Morgan County Commissioner Bob Ford was not in favor of banning trucks from U.S. 522.

"I truly believe to compare Route 17 to U.S. 522 is comparing heaven to hell," he said, drawing boos from the crowd.

Ford said he and the other commissioners went to Charleston, W.Va., to push the idea for a bypass around the town, and "we made it clear to Gov. (Joe) Manchin that we won't be banning trucks on U.S. 522." Ford said that U.S. 522 was the "safest highway in the state of West Virginia."

Jeanne Mozier, vice president of Travel Berkeley Springs, recently attended a tourist industry meeting, and the members said they wanted the trucks out of town, but "no one is certain the bypass is the solution," Mozier said.

"A third of the visitors will say, 'I have driven through your town and I promised myself I would come and visit, and that's why I'm here,'" Mozier said.

"Banning trucks is not the best way to go about it," said Daryl Coles of Coles & Son Construction in Berkeley Springs. "The local problem is too many cars.
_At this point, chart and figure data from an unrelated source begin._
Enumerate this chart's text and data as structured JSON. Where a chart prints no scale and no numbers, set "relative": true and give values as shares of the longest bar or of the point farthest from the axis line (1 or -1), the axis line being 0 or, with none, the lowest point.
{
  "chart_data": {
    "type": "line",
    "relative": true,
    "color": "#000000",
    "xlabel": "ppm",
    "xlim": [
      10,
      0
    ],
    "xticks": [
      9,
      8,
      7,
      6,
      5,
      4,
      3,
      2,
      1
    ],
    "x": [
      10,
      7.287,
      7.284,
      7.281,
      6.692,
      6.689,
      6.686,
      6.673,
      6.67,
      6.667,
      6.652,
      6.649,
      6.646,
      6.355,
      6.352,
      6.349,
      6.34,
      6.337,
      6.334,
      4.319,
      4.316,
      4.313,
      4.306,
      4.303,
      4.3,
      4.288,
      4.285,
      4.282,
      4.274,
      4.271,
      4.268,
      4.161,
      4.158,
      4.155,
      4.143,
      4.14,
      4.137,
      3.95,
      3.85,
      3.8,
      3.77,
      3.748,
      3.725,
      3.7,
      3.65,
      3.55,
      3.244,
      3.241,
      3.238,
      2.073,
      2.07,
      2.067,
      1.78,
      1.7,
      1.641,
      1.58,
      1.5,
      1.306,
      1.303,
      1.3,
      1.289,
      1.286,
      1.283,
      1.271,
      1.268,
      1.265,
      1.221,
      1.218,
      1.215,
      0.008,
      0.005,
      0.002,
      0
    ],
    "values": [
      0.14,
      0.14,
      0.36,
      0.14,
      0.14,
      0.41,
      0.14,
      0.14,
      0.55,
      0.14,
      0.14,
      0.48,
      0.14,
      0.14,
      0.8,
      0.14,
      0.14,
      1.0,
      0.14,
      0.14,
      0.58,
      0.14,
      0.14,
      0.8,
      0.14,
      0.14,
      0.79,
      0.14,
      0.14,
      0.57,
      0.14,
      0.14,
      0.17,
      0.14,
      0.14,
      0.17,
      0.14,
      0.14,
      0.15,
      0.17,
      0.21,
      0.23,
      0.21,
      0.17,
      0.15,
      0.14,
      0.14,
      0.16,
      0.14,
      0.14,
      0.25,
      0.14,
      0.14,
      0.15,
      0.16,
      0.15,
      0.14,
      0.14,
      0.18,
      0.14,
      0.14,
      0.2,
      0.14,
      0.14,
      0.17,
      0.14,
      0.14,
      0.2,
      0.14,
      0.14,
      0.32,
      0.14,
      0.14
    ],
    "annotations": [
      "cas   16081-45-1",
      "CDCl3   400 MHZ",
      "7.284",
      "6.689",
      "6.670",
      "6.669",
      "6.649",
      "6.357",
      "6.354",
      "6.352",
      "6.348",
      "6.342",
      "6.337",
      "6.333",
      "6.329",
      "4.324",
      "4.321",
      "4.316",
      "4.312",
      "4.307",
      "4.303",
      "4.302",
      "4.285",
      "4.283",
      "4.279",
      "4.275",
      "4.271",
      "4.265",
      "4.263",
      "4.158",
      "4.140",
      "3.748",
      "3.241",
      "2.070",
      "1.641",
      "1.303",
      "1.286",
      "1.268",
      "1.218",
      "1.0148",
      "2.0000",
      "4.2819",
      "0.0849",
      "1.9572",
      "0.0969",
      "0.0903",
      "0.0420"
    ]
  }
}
Build the bypass to solve the greater problem."

Mokhiber said the Federal Highway Administration recently said it was the West Virginia Department of Transportation's responsibility to establish operating criteria for trucks on U.S. 522.

He said the trucks use the highway as the quickest route to and from Interstates 81 and 70. Mokhiber said there have been "near misses of bad accidents involving big trucks" using U.S. 522. According to the state of West Virginia, five of nine fatalities on U.S. 522 that occurred in the last three years involved large trucks.

He said the added interstate distance from I-81 to I-70 was about 10 to 15 minutes more driving the speed limit.

Local trucks or trucks making local deliveries will not be affected by the ban, he said.